What does independently owned, local Queenstown hotel The Rees have in common with the likes of Waldorf Astoria in New York, Mandarin Oriental in Paris, and the Royal Lancaster Hotel in Hyde Park? They’re all keepers of honeybees.

In a vacant site next door to the lakeside property nestled amongst a patch of broom sits apiary operation and eco initiative – The Rees Bees. According to front office manager Micka McDonald, the hotel was already buying Manuka honey pottles during Chinese Year and thought why not produce their own?

Local beekeeper, Nick Cameron identified the ideal spot for a young bee colony to thrive and transported the hives to site under cover of darkness to ensure that the entire workforce was moved all at once. The Rees recruits and their healthy Queen number around 40,000 and produce roughly 25 kilograms of honey for harvest.

“For anyone with a fruit tree or a vegetable garden, these little guys are going to be doing a favour for everyone around The Rees as they’re going to be travelling around the neighbourhood actively pollinating,” says Cameron.

The honey will complement The Rees Head Chef’s hand churned butter for lucky hotel guests and be a key ingredient in their famous ‘Bees Knees’ cocktails.

In addition to keeping bees, The Rees has launched an initiative in conjunction with the Kiwi Birdlife Park, Kea Conservation Trust and the Department of Conservation, with an intention to help save our Native Parrot – the Kea.

Soft-toy mascot ‘Gilbert Rees’ is the face of the environmental conservation initiative aimed at raising funds that will go towards conserving the number of kea living in the wild in the Wakatipu Basin. Little ‘Gilbert’s’ are being sold to hotel guests for NZD $15.00 each with all proceeds being donated to the cause.

There are only 2000 to 3000 endangered Kea left in New Zealand due to the introduction of rats and other predators to their environment plus their mischievous nature getting them in trouble. Travelling in packs known as a ‘circus of Kea,’ the birds like to take the rubber seals from car windscreens or eat the lead nails from the back of country huts. 

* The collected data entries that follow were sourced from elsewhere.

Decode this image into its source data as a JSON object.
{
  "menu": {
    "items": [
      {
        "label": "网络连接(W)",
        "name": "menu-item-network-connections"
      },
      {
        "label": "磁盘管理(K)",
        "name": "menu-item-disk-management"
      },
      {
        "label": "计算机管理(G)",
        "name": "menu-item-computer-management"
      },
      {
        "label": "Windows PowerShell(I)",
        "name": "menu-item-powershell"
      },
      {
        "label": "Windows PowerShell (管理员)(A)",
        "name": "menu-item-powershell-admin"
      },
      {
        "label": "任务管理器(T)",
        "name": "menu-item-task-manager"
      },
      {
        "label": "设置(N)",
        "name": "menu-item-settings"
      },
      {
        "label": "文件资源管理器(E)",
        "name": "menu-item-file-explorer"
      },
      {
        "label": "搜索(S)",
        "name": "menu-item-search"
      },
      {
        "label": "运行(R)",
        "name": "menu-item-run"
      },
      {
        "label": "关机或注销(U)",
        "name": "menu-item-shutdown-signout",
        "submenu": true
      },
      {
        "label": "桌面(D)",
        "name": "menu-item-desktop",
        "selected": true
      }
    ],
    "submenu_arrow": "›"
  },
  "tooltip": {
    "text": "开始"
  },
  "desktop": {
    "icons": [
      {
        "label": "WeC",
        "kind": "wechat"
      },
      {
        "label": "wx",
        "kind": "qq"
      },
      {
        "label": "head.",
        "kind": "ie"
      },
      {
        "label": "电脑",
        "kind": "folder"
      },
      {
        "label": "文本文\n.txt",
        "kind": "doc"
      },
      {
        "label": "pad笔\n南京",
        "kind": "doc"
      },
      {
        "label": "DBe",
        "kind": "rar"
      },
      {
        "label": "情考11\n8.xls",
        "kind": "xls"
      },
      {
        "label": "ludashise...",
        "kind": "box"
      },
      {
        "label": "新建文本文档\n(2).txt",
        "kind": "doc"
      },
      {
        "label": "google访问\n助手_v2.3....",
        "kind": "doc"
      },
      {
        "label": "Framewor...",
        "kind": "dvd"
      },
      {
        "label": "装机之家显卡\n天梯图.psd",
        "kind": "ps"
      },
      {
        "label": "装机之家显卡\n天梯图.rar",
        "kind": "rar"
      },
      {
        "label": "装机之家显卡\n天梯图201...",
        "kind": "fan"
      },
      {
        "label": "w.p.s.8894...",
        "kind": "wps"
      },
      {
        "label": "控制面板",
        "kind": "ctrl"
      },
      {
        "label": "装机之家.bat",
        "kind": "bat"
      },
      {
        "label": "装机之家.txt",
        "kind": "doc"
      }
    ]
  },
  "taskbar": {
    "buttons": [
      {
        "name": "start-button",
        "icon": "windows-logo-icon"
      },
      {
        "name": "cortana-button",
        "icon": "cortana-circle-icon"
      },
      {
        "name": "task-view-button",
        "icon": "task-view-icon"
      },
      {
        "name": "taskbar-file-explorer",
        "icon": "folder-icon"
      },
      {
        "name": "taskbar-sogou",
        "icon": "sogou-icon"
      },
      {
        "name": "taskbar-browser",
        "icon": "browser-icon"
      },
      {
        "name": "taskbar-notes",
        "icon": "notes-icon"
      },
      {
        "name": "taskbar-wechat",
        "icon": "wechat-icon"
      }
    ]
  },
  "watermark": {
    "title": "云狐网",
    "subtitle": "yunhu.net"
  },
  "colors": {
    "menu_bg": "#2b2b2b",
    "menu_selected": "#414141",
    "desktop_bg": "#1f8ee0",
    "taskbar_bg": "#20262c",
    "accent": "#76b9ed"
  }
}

“This was the next step in our plan to support our community and implement sustainable practices across all departments,” says The Rees General Manager, Mark Rose.

The formal environmental and sustainability policy at The Rees is being led from the top, with strong results. Practices include; native tree replanting, installation of bird feeders, electrical car charging stations onsite and swapping guests luggage for E-bikes from the airport upon arrival, formalised energy consumption monitoring including carbon offsetting, climate change mitigation through restoration of flora and fauna, discharge and in-house recycling management, using local suppliers, biodegradable toiletries, beekeeping, Kea conservation, and ensuring fair wages for staff.

The hotel has been formally recognised for its efforts over recent years including taking home a Qualmark Gold Award and a Skal International award based on their tangible sustainable tourism practices.